Tuesday, March 18, 2008

All Over the Map

So I just finished reading The Toughest Show on Earth: My Rise and Reign at the Metropolitan Opera by Joseph Volpe. A fascinating journey from apprentice carpenter to General Director over forty-odd years was experienced by me as strangely light reading. It is very obviously written in the style of his ghost-author and doesn't sound very authentic at all. What is authentic is his drive, confidence, ego and a very large chip on his shoulder. Pretty much everyone else in the history of the world is more flawed and near-sighted than he is.
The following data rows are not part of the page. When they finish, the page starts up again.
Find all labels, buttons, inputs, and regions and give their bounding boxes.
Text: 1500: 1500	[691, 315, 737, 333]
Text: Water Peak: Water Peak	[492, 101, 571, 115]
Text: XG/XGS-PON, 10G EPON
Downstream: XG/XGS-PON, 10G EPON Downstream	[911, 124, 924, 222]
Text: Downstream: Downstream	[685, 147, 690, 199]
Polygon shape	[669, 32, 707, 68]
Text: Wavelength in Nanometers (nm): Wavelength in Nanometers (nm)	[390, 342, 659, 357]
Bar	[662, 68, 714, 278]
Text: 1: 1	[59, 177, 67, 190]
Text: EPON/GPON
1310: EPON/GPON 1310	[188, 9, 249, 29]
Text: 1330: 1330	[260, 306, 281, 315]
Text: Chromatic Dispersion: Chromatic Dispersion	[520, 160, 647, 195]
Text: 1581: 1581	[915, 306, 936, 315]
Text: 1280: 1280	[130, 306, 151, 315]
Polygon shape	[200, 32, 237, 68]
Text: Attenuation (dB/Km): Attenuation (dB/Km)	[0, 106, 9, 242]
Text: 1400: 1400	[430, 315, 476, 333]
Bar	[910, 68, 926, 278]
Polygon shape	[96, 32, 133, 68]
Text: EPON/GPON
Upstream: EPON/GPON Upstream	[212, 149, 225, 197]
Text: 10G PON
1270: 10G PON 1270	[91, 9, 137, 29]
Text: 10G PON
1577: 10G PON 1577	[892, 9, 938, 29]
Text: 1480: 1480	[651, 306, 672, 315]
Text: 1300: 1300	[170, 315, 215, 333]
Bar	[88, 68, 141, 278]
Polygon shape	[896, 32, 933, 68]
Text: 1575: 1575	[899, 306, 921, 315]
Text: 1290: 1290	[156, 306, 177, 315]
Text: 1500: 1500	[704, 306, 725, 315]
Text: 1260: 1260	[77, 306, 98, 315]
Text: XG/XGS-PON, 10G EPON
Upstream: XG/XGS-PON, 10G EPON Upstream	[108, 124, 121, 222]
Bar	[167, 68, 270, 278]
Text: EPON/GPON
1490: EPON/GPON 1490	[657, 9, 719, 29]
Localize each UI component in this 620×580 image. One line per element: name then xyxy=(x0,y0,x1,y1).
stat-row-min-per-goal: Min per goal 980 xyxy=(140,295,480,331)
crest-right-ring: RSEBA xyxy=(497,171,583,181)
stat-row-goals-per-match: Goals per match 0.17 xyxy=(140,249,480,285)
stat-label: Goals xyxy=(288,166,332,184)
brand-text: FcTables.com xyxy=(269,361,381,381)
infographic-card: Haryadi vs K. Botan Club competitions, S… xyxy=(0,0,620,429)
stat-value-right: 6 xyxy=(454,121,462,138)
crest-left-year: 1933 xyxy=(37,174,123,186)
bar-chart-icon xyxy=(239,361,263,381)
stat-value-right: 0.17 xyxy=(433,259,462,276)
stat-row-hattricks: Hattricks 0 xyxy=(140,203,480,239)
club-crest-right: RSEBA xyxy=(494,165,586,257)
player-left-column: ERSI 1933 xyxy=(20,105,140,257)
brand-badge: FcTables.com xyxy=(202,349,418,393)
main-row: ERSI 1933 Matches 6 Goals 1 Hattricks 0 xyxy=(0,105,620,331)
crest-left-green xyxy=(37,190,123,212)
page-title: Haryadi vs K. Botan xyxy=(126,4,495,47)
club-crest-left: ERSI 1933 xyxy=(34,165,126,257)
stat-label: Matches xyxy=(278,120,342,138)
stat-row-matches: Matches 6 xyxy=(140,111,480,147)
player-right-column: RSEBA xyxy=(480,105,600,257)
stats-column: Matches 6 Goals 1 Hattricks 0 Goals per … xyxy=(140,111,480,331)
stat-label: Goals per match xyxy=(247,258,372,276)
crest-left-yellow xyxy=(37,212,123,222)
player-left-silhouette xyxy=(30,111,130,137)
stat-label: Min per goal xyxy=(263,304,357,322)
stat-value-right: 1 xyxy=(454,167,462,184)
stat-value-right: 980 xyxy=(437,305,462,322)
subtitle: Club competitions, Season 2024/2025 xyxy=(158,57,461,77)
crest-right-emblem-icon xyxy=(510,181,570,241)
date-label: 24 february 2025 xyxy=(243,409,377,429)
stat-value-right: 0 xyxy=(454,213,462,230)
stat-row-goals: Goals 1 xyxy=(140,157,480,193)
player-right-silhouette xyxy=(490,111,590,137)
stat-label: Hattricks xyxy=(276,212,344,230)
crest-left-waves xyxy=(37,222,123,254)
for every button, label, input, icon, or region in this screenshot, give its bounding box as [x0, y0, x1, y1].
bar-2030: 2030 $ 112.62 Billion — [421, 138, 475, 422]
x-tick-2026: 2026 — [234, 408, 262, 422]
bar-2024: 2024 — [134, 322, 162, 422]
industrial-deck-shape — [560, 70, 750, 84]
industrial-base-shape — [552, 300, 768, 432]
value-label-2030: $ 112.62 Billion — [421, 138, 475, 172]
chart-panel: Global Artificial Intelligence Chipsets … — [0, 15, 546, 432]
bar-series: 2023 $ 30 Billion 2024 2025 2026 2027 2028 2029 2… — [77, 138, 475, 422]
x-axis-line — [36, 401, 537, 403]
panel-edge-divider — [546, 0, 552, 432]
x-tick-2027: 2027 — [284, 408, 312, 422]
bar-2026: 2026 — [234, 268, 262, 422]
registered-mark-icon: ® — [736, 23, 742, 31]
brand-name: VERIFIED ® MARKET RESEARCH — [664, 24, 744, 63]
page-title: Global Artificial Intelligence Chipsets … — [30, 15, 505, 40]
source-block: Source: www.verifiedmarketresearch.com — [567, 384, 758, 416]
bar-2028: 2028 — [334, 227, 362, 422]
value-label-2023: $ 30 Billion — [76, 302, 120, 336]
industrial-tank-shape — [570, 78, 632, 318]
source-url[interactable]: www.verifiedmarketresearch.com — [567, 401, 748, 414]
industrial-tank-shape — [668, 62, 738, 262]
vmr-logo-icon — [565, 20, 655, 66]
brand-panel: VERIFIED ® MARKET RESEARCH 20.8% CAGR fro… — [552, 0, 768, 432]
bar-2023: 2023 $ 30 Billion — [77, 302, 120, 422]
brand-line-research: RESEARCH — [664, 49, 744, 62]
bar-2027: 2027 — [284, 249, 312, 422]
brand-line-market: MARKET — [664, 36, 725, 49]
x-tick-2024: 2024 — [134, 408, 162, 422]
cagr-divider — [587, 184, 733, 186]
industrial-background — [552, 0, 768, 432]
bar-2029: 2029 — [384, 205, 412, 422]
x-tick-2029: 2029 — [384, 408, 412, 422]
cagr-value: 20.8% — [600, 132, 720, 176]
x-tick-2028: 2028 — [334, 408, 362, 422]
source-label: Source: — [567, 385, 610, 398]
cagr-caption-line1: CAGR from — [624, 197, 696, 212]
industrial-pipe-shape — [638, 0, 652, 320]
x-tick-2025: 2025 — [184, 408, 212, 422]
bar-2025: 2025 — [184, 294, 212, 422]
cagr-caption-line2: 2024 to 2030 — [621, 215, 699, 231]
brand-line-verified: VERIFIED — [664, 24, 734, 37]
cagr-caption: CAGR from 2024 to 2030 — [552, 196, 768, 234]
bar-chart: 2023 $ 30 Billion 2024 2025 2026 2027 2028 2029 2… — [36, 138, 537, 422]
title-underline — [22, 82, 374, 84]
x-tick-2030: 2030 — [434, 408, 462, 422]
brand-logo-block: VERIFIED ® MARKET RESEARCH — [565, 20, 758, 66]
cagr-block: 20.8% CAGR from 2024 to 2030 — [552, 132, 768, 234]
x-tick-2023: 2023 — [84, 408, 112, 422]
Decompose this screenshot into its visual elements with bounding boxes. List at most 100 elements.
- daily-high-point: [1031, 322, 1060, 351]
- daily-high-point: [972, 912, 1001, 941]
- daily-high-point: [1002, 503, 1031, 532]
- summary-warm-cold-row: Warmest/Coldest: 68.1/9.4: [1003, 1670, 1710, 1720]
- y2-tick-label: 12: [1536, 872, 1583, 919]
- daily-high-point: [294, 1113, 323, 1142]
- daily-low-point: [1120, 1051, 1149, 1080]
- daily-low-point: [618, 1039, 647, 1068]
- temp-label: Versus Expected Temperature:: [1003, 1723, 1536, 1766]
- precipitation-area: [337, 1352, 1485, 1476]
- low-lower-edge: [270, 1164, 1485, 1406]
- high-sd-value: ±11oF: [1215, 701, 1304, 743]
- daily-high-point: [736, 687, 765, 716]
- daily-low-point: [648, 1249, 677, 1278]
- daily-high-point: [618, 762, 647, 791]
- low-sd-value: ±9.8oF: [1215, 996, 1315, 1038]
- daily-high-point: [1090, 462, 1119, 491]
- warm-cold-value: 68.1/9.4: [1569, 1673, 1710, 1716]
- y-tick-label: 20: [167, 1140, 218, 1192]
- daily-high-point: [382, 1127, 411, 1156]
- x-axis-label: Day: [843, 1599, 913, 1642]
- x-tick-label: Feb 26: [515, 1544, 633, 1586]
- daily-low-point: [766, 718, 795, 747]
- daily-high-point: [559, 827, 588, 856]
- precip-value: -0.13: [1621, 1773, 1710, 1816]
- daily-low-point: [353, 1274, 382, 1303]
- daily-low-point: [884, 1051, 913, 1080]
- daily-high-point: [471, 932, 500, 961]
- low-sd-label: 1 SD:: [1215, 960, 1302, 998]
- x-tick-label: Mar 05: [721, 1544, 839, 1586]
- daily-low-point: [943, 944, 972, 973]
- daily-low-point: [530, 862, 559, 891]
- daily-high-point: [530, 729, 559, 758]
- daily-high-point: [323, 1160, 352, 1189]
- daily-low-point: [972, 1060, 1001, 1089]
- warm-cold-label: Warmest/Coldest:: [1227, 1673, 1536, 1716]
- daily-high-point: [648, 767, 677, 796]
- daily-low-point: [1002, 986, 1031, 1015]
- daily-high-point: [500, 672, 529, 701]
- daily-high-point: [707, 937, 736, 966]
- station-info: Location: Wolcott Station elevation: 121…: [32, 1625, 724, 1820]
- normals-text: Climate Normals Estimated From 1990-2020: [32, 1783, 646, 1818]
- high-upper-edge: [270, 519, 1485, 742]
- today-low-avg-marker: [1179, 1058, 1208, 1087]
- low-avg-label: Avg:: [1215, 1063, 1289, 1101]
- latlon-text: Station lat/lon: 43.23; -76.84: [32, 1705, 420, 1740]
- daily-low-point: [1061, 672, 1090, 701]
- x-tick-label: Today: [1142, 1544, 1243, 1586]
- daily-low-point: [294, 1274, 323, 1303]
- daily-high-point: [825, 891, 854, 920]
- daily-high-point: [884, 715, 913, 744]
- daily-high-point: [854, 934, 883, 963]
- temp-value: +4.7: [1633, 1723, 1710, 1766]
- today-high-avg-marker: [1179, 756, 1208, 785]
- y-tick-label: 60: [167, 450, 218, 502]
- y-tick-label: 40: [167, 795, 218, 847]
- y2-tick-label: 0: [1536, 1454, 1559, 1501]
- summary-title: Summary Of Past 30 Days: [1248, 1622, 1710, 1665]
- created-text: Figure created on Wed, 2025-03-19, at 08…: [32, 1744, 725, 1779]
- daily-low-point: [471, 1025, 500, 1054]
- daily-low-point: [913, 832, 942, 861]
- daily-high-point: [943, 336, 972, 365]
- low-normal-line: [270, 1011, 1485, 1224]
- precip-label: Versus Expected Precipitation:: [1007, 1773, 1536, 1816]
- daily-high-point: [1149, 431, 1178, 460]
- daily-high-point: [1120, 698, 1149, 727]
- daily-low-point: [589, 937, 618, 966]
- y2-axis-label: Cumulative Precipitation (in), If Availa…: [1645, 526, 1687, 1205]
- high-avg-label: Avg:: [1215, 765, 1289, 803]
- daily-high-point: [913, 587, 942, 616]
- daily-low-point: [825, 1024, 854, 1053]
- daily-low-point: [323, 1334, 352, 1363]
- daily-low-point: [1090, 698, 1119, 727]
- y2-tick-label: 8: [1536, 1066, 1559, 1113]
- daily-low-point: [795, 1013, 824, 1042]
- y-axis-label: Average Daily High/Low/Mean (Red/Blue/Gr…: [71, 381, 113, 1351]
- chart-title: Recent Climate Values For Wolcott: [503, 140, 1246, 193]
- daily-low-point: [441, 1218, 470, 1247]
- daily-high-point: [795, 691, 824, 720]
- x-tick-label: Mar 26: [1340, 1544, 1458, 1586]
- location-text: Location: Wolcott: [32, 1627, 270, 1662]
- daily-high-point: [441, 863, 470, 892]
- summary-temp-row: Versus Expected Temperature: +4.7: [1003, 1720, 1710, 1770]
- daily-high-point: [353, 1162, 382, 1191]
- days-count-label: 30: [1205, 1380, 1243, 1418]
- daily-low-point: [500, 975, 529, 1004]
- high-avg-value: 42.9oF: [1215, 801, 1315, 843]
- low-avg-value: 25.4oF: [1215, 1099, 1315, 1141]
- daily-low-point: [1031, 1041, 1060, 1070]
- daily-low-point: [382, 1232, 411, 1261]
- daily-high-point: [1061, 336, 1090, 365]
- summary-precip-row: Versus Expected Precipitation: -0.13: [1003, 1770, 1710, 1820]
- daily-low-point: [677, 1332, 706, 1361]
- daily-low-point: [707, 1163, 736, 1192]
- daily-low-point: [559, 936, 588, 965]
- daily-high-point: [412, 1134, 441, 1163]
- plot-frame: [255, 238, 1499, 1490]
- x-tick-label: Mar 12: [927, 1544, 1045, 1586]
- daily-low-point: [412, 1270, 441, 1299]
He does admit to the occasional lack of judgment, but nothing compared to all who have come before him, his colleagues and - no doubt - all who will follow. I'm glad I read it. I admire the man for what he has managed to accomplish (not the least of which is the firm and effective handling of the various powerful unions with which he had to negotiate lo those many years), but he makes a fatal error of criticizing Rudolf Bing's two-volume memoirs of being the chief guy at the Met. Yikes. He also names names and lets them have it for their general lack of ability in a very shameless manner. I wonder if any lawsuits came out of this publication? I don't recommend this book unless you are a major opera fan and curious about the Met in general.

I've just started The Years of Rice and Salt by Kim Stanley-Robinson. A fiction, whose premise is: what if 99% of Europe was wiped out by the Black Death.... and the Chinese and Muslim populations swept westward? The history of the world from that time to the present is told. I'm very curious!